Delegates at an EITI-led conference on natural resource governance in Myanmar (EITI).
Myanmar advances in effort to boost transparency in natural resources sector
Public sector corruption – an area Myanmar scores poorly on – rarely dissuades investment in extractive industries around the world. But the reformists within Myanmar’s government are nevertheless keen to increase investor confidence by boosting transparency, creating the appearance of a clean break with the country’s opaque past.
In December 2012, Myanmar’s president, Thein Sein, announced his intention to have Myanmar adhere to the Extractive Industries Transparency Initiative (EITI), a set of internationally recognised, voluntary standards on revenue reporting and resource management.
On Wednesday, Myanmar officially became a candidate country for EITI compliance; it will have to make its first submission for validation within 30 months. If the EITI board finds that Myanmar has ticked off the requisite boxes, the country will then be granted compliant status – but this can be revoked if subsequent audits find Naypyidaw in breach of the initiative’s standards.
Moves toward increased transparency are undoubtedly welcome in Myanmar, where back-room dealing and under-the-table kickbacks have long been the norm. But although Naypyidaw has now agreed to open its books to unprecedented public scrutiny, it still has a long way to go.
No evidence of corrupt practices has surfaced relating to Myanmar’s recently concluded oil and gas tendering process, but it wasn’t entirely transparent. While the government published a list of winning firms – via Facebook – it did not disclose the “signing bonuses” those firms would have to pay or detail the beneficial ownership of the firms. While disclosure of this information isn’t necessary for compliance with EITI standards, EITI guidelines recommend that various stakeholders in the implementation process “should consider” disclosing such information.
Last week, resource governance watchdog Global Witness announced the results of a survey it conducted of the winning companies in the tendering process. It asked for information on the beneficial owners of the companies, or the individuals and entities that ultimately profit from their activities. Only 11 of the 47 companies it survey responded to their query. For many, governmental transparency is a crucial benchmark for the durability of democratic reforms. “Citizens have the right to know who has been granted access to their most valuable resources, and companies should seize the opportunity to show they have nothing to hide,” Juman Kubba, an analyst at Global Witness, said in a statement.
Even though the government did not make this information publicly available at the conclusion of the bidding process, it will invariably surface as Myanmar moves towards EITI compliance, a consultant close to the multi-stakeholder group responsible for implementation claims. “It would be stupid to try to implement EITI and ignore the bidding round that happened this year,” the consultant said.
The relative lack of transparency in the oil and gas awards – while still an improvement over past practices – sits in stark contrast with a telecommunications tendering process that ended last year, and which many felt at the time heralded a new era of government openness.

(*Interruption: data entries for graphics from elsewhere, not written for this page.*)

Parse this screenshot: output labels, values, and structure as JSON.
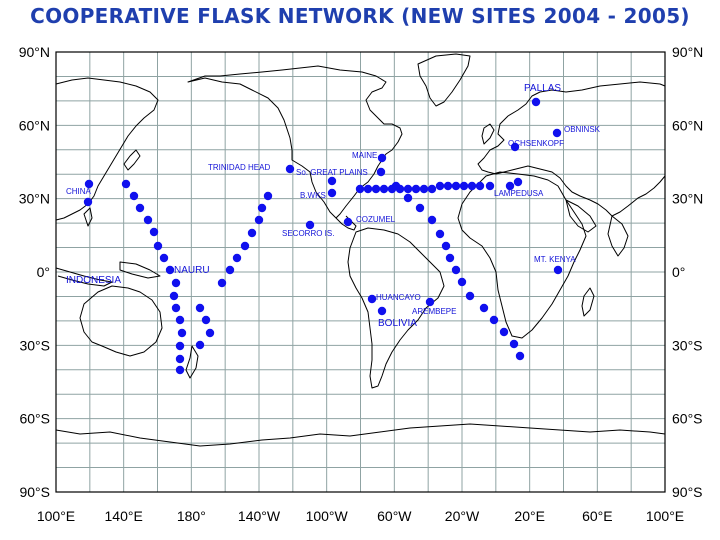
{
  "title": "COOPERATIVE FLASK NETWORK (NEW SITES 2004 - 2005)",
  "colors": {
    "title": "#1f3fae",
    "marker": "#1010ee",
    "label": "#1414d8",
    "grid": "#8fa3a3",
    "land": "#000000"
  },
  "lat_ticks": [
    "90°N",
    "60°N",
    "30°N",
    "0°",
    "30°S",
    "60°S",
    "90°S"
  ],
  "lon_ticks": [
    "100°E",
    "140°E",
    "180°",
    "140°W",
    "100°W",
    "60°W",
    "20°W",
    "20°E",
    "60°E",
    "100°E"
  ],
  "site_labels": {
    "pallas": "PALLAS",
    "obninsk": "OBNINSK",
    "ochsenkopf": "OCHSENKOPF",
    "maine": "MAINE",
    "trinidad_head": "TRINIDAD HEAD",
    "great_plains": "So. GREAT PLAINS",
    "china": "CHINA",
    "lampedusa": "LAMPEDUSA",
    "bwks": "B.WKS",
    "cozumel": "COZUMEL",
    "secorro": "SECORRO IS.",
    "mt_kenya": "MT. KENYA",
    "nauru": "NAURU",
    "indonesia": "INDONESIA",
    "huancayo": "HUANCAYO",
    "bolivia": "BOLIVIA",
    "arembepe": "AREMBEPE"
  }
}
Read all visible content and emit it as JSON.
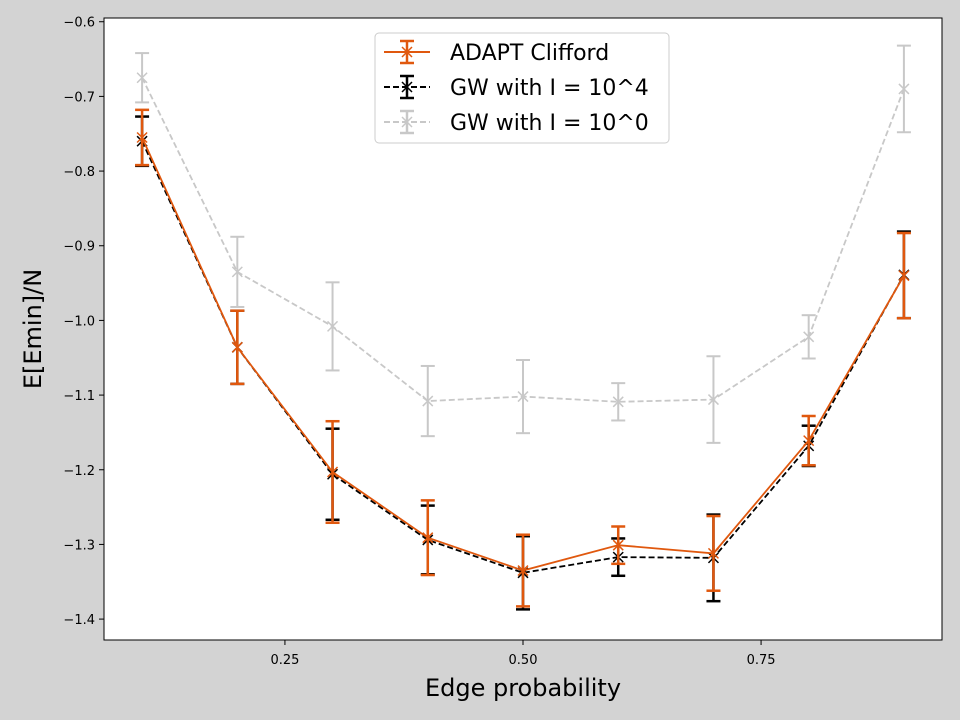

Exemplary standards implemented by one ministry, however, don’t necessarily translate into good practices across the board, a fact that should not be surprising given the factionalised nature of Myanmar’s fragile political system. “There’s no strategy, there’s no inter-ministerial [consultation]. This is completely ad-hoc,” the consultant said. “There’s so much going on so quickly, and I think it’s difficult to manage.”
The multi-stakeholder group responsible for implementing EITI guidelines is comprised of delegates from the government, industry and civil society. EITI rules say that countries must have an “enabling environment” for civil society participation, and so far, Myanmar has done rather well on this count. The civil society participants include Wong Aung, the coordinator of the Rakhine State-focused Shwe Gas movement, which, despite its offshore bounty, remains one of the country’s poorest areas and a hotbed of sectarian strife.
But the government retains an array of tools to clamp down on civil society if it wants to. If it moves to restrict the participation of civil society in the EITI process, this means Myanmar may miss reporting deadlines and jeopardise the implementation of EITI standards. In 2010, Ethiopia’s application for EITI candidate status was rejected because of a rule limiting civil society groups from access to foreign funds, a move that Anthony Richter, a member of the EITI board, told a U.S. government hearing was “the only such instance in the history of EITI where a country has failed to be admitted” on “clearly rights-based” grounds.
A subsequent application by Ethiopia was accepted in March, which stirred controversy because civil society remains tightly controlled under repressive, one-party rule, despite recent overtures from the government towards increased inclusiveness. Ethiopia has yet to go through the 30-month validation process, so it remains to be seen if continuing worries surrounding civil society participation will eventually jeopardise its candidacy.
If Myanmar’s government decides to crack down on dissent in the run-up to elections next year, Naypyidaw may also find its candidature threatened – a troubling signal to investors that it does not particularly want to send.